The big one is rewiring your trunk stability. As I opened the brace more and more, it was so difficult to roll properly with my left hand holding the kettlebell. It was even difficult without any weight! I could bore you with more details, but I think as the reader you can see where this is going. At my last appointment with my surgeon the first week of February, I was able to do a full Simple & Sinister routine using a 12 or 16kg kettlebell with my left hand for the get-up depending on how I felt.
Rehabilitation Is About Remembering the Basics of Movement
The get-ups were extremely valuable in my recovery, but I did not forget about the swings. As I could straighten my arm to an acceptable degree, I began doing two-hand swings. While we all know the swing is an elegant hip hinge exercise, we forget how important it is for practicing packing the shoulder in a dynamic environment and relearning to transition between stiffness and relaxation.
The swing is also crucial for patterning your breathing and creating a stiff torso; both of those things are extremely important in developing a strong platform for your shoulder to work correctly. These also added time under tension for my grip, and I also began adding in some jump rope work and several different carries (waiter’s walks, bottoms up, front rack, etc.).
Creating a stable spine and shoulder and moving was another skill I found helpful in recovery. There were several soft tissue and joint mobilization techniques I used, as well as the Marc Pro device, which are beyond the scope of this article. You are more than welcome to research Kelly’s work or attend one of our courses for more information.
Successful Rehabilitation Requires the Right Approach
The surgeon could not believe where I was from a recovery perspective at my last appointment. I was by no means totally healed, but I was cleared to start doing other things.
Anyone who has experienced a complete tendon rupture knows the recovery process is really twelve to eighteen months. Although I have introduced other activities to my routine, get-ups and swings remain a staple. I did not mention this earlier, but this was my fourth surgery (both shoulders, both elbows).

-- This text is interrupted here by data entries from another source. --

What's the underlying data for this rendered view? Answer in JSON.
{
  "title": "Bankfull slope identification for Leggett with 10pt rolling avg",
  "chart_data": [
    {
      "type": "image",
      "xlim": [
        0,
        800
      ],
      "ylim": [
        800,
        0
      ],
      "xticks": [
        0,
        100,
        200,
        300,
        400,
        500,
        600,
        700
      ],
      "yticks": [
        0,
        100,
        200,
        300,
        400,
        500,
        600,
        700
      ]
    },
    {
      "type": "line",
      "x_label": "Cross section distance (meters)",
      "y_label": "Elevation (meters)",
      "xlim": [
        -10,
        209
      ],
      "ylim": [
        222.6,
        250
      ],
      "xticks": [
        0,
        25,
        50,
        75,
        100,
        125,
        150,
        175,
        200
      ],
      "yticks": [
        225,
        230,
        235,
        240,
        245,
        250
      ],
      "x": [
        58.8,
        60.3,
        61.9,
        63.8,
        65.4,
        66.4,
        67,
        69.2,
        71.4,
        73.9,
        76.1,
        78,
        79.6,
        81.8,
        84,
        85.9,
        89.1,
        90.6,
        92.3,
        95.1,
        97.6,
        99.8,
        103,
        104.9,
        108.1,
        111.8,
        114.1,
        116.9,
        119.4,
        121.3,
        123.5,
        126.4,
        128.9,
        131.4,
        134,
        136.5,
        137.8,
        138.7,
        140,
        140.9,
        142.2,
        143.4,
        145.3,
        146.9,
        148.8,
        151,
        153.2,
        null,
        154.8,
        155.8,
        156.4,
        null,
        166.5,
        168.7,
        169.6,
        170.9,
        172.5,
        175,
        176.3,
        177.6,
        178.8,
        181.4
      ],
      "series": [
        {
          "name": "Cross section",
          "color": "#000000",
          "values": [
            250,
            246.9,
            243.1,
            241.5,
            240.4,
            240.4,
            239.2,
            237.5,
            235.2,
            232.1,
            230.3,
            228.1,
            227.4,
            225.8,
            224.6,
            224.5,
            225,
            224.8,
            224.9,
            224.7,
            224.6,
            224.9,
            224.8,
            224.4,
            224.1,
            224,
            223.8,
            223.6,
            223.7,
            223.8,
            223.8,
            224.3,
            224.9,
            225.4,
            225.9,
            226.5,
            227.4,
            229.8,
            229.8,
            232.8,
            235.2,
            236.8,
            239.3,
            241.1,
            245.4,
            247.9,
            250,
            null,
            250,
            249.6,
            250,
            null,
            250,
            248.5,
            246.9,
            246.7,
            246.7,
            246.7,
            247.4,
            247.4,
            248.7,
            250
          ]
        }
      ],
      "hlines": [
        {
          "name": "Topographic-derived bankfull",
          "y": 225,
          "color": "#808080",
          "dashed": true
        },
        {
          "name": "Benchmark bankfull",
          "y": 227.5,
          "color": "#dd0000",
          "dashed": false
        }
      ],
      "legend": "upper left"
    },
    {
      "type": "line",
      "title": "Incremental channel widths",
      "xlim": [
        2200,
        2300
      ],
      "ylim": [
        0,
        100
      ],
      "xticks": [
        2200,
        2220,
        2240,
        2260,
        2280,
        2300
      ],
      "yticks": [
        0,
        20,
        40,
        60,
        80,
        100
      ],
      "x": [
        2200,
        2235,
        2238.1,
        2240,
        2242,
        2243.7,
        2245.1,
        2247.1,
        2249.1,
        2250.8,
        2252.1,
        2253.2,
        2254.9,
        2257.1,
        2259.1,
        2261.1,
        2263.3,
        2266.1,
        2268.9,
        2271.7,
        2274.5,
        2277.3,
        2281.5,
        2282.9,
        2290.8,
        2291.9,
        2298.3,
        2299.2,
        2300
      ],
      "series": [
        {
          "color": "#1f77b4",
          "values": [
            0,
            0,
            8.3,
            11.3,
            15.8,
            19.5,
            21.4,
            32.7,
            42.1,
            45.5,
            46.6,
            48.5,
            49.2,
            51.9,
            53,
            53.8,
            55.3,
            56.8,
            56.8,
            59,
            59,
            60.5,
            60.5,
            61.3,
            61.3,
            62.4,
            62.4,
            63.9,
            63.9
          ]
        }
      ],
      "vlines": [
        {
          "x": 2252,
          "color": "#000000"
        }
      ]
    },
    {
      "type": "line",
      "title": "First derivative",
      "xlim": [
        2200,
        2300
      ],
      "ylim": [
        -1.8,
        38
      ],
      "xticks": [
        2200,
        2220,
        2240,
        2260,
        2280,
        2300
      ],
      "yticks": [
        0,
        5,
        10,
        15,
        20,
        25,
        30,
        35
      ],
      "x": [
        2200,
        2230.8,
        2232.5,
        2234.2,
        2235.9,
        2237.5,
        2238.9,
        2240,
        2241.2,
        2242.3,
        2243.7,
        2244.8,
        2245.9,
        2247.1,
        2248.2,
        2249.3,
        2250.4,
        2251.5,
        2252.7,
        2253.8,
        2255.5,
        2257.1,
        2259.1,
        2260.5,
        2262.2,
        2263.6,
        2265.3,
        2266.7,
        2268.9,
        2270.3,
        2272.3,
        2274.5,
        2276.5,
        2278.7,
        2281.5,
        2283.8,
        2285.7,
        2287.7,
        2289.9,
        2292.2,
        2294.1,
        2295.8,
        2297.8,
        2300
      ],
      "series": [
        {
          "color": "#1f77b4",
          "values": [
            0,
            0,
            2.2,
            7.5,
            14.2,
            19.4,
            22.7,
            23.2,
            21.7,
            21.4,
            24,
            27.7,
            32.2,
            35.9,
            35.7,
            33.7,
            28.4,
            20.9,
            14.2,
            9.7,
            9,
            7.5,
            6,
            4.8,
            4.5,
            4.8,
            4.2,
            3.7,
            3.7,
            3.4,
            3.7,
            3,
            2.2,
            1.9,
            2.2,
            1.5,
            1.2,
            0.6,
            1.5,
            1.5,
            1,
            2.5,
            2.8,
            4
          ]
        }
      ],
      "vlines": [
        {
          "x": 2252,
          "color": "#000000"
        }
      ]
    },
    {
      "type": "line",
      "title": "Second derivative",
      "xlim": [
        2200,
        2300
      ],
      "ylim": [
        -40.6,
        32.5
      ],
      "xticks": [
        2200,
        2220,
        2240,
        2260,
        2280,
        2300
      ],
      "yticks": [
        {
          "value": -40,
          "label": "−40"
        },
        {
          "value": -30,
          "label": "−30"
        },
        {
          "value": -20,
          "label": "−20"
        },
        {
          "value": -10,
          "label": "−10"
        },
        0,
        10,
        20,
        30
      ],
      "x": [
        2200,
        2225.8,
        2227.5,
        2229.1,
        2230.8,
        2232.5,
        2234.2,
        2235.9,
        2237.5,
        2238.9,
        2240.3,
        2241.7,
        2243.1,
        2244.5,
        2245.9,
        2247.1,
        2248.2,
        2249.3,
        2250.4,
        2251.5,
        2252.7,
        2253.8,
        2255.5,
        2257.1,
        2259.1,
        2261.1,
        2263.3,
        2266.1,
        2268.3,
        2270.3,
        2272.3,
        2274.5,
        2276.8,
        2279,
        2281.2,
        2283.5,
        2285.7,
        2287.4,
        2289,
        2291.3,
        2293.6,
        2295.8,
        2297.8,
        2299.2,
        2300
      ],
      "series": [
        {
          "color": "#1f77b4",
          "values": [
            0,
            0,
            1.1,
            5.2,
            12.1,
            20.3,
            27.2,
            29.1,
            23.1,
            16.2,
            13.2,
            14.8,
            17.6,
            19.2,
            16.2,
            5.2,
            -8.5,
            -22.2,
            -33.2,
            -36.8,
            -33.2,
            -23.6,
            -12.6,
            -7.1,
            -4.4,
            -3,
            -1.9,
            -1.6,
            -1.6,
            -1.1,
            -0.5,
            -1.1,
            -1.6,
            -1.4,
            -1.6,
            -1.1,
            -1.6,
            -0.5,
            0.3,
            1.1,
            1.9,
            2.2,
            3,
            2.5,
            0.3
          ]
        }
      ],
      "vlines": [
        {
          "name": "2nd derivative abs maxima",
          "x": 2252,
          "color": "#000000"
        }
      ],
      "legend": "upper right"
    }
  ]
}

Revisiting the basics of human movement is exceedingly important to me for long-term health. I am at thirteen months post-surgery and constantly return to the get-up when I feel something is not right with one arm or the other. I can usually trace it back to not bracing properly before the initial roll. There is a pearl of wisdom there and many of you may have missed it. If your spine is not stable and your trunk is not stiff and engaged, your shoulder will not work properly. There may be some joint restriction, but if you do not work on spine stability first, you will not get to the bottom of it.
I will finish with a caveat. I am a healthcare professional with many good friends in the fields of strength and conditioning and rehabilitation. I also have many years of experience in weight training and injury care and prevention. If you have torn your distal biceps tendon, seek advice from physicians and physical therapists who understand basic weight training. If your doctor does not deadlift or gives you a funny look when you say “Turkish get-up,” find a new doctor. Had I not myself understood how to use the principles of tension, grease-the-groove, and motor patterns and movements, I would not have been as far along at discharge.
If you are at a loss for a good doctor, contact organizations like StrongFirst or Functional Movement Screen or one of the staff members at MobilityWOD. We may be able to put you in touch with providers in your area who understand the lifter. There is a gap between healthcare providers and the strength and conditioning communities that needs to be narrowed.